Women's Words Reception
Kei te uri o te Whare Ariki, e Rangi, haere mai rā,
me o mana tiketike.
Haere mai ki Aotearoa. Nau mai ki te Whare Kāwana nei.
E rau rangatira mā, tēnā koutou katoa.
I offer a special welcome to Their Royal Highnesses, The Duke and Duchess of Sussex.
On behalf of all New Zealanders I am delighted to welcome you to Aotearoa New Zealand.
We are looking forward to showing you our beautiful country over the next few days.
You are visiting in an important year for us. We are celebrating a significant milestone in New Zealand’s history – the achievement of women’s suffrage 125 years ago.
New Zealanders are not in the habit of erecting sculptures of our prominent citizens.
But there’s one person whose likeness graces a few pedestals – also our $10 banknote – and even some of our ‘cross-now’ signs at pedestrian crossings.
And that is Kate Sheppard. We honour her as a great pioneer for women’s rights.
Kate Sheppard is our Emmeline Pankhurst. Under her leadership, New Zealand women were the first in the world to achieve the right to vote – 25 years before the United Kingdom and 27 years before the United States.
Kate Sheppard and her fellow suffragists went door-to-door and town-to-town to get signatures for their monster suffrage petition. They showed the power of women’s words to raise awareness and bring about change.
Kate was a superb communicator. She used invincible logic in her appeals for justice, fairness and decency.
She was an effective networker – galvanising other women into action, here and internationally.
And she secured the support of powerful men to get legislation to improve the lives of women, children and the elderly.
She was quick to remind female voters of their new responsibilities. She said:
“Do not think your single vote does not matter much. The rain that refreshes the parched ground is made up of single drops.”
She needn’t have worried. If women’s votes were rain-drops, the polling stations would have been flooded with the deluge just two months later on election day.
Women’s words and voices continue to be powerful here. The two New Zealand winners of the Booker Prize have both been women – Keri Hulme and Eleanor Catton – and New Zealander Dame Jane Campion is the only female director to have ever won the Palme D’Or at the Cannes Film Festival. Dame Kiri Te Kanawa and Lorde have both established international careers as singers taking their voices to the world.

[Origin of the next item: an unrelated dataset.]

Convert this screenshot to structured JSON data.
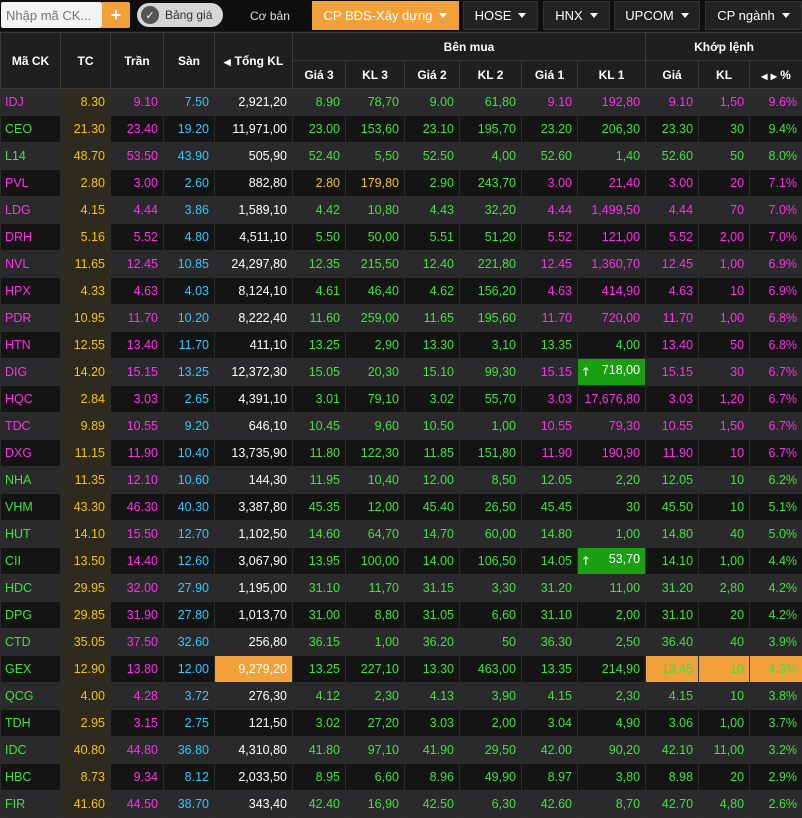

Thirty-eight percent of our current MPs are women, and the Prime Minister and I are the third women to occupy our respective roles in New Zealand. Perhaps more significantly, three of our five most recent prime ministers have been women, as have three of the last six Governors General.
But let’s be clear, there are many areas where our progress in gender equality is not as impressive. In addition to a stubborn gender pay gap, we have woeful domestic violence statistics. And we still see harassment, discrimination and unconscious bias in too many workplaces.
Despite our world leading start, and enthusiastic support of the second wave of feminism in the 1970s, when, among other things, our Equal Pay Legislation was passed, somehow our progress stalled.
The emancipation project is incomplete. We can’t safely say that the job is done.
It has felt like we needed a new Kate Sheppard rainstorm before the seeds for further progress could take root. I hope the many events held this year to recognise Suffrage 125, have brought a sharper focus and impetus to the cause.
It is gratifying to see a new momentum for change following the founding of the Me Too movement a year ago, and a world-wide resurgence of feminism.
In 2017, feminism was declared to be ‘the word of the year’ by the online Merriam-Webster dictionary, following a 70 percent increase in searches for its definition.
If networking, invincible logic, and appeals to justice, fairness and decency won the day for us in 1893, there is no reason to believe that they can’t be part of the zeitgeist once again.
That’s the challenge for the would-be Kate Sheppards and their male supporters today – and one that I hope they will take up with confidence and resolve.
I want to finish with a whakatauki - a Maori proverb - about the power of the spoken word.
He mana to te kupu: Meinga he kupu atawhai,
he kupu aroha, hei te whakarauora.
Words have power: let ours speak of kindness, love and be life-giving.
And now, it is my great pleasure and privilege to invite Her Royal Highness, the Duchess of Sussex to speak.